Z mazinger
Titolo originale: Z mazinger
Data di prima pubblicazione originale: 1999

A guidare la mitica Grecia al momento del suo massimo splendore erano gli Dei, potentissimi esseri dalla misteriosa natura, guidati a loro volta dal grande Zeus, loro padre e più potente esponente.
Questo è il mito comunemente accettato; tuttavia, come ci viene rivelato in questa serie, è sistema di credenze tutt’altro che fedele alla verità effettiva.

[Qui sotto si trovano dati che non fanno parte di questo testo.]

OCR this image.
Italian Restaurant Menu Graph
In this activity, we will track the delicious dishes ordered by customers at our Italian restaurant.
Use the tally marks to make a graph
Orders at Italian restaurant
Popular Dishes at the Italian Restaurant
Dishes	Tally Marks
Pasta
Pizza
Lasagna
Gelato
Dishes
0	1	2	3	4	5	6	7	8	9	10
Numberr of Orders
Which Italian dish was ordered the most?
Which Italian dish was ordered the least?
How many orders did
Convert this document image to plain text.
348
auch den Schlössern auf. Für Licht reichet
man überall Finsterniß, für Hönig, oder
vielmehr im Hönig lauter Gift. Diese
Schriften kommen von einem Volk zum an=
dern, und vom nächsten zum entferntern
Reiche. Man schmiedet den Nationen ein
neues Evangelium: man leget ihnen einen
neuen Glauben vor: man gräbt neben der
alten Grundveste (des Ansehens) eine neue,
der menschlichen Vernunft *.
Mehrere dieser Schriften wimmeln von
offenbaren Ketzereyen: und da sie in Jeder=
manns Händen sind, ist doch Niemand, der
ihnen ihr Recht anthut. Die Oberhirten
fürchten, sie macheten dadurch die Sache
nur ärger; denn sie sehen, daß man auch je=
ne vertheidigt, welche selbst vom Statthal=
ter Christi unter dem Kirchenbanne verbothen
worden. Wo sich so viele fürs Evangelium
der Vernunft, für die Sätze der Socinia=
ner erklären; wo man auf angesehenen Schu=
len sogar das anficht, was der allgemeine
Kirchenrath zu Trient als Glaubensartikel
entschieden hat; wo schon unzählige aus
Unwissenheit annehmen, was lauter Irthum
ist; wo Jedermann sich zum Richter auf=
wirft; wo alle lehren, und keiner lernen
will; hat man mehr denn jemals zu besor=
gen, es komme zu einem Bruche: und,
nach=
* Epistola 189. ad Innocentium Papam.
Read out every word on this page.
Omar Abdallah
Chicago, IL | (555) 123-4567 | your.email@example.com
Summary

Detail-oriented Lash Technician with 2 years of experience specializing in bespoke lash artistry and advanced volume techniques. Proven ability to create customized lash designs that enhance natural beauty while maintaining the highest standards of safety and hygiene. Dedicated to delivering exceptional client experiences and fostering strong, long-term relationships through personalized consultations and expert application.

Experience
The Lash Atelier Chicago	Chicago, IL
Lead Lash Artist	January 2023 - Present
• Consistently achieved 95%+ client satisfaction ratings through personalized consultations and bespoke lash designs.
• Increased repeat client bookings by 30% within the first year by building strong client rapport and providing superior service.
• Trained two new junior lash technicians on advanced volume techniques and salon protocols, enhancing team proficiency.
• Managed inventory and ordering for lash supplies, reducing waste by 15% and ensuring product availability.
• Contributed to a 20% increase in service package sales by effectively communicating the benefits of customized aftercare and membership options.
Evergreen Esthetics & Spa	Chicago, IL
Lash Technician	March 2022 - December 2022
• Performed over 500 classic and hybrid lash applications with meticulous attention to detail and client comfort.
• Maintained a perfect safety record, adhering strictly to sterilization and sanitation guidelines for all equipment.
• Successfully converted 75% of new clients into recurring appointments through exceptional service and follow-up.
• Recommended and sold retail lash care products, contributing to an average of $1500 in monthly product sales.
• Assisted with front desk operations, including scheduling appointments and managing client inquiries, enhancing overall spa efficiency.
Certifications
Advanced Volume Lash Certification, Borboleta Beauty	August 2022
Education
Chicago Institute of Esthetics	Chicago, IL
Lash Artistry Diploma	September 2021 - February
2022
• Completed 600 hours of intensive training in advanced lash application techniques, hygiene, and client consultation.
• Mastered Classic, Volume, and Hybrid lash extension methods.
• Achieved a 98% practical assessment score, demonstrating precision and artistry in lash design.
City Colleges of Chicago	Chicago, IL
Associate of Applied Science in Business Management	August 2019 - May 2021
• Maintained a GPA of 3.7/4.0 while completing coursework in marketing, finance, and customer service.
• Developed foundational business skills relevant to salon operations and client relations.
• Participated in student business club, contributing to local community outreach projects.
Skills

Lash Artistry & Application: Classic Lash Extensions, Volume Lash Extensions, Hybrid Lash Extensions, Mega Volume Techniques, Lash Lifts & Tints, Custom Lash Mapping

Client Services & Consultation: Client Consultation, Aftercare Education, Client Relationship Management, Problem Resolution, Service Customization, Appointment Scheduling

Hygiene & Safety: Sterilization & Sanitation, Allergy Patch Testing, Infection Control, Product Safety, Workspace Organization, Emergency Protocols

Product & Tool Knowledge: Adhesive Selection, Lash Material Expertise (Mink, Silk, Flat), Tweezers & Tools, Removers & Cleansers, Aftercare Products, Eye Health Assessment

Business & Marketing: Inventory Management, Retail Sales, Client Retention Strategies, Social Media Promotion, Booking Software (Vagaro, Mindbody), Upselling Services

Gli Dei non erano nient’altro che esseri, probabilmente alieni, che, grazie ad una avanzatissima tecnologia, ebbero modo di manipolare il proprio corpo per diventare esseri meccanici giganteschi ed immortali, dotati di una forza inimmaginabile per gli uomini. Tra questi Zeus, uno tra i più saggi e potenti, fu quello che decise di combattere i suoi simili per evitare la soggiogazione della razza umana, che per lui meritava una sua autonomia.
Non ci è dato di sapere come si concluse questa epica lotta e oggi, migliaia di anni dopo, degli dei e di Zeus è rimasto solo un ricordo distorto.
Nel presente, mentre per una particolare combinazione di eventi Koji Kabuto viene invitato da alcune amiche a visitare dei reperti archeologici in stile greco in una sperduta località del Giappone dove riposa in segreto il dio scomparso, Zeus si risveglia qunado percepisce l’arrivo di nuovi nemici. Impossibilitato a muovere il suo gigantesco corpo, stringe una promessa con Koji e, morendo, gliene concede l’uso. Ora è solo un enorme e potentissimo robot, ribattezzato Zmazinger, che verrà utilizzato dalla razza umana come arma principale per abbattere tutti gli dei.
Come sua abitudine l’autore si diverte a creare variazioni di una delle sue opere più famose, Mazinga Z, cambiando alcuni particolari e modificando un po’ l’approccio. In questo caso siamo di fronte ad una serie piuttosto leggera, che punta ad evidenziare l’azione rispetto ai risvolti drammatici di morte e distruzione.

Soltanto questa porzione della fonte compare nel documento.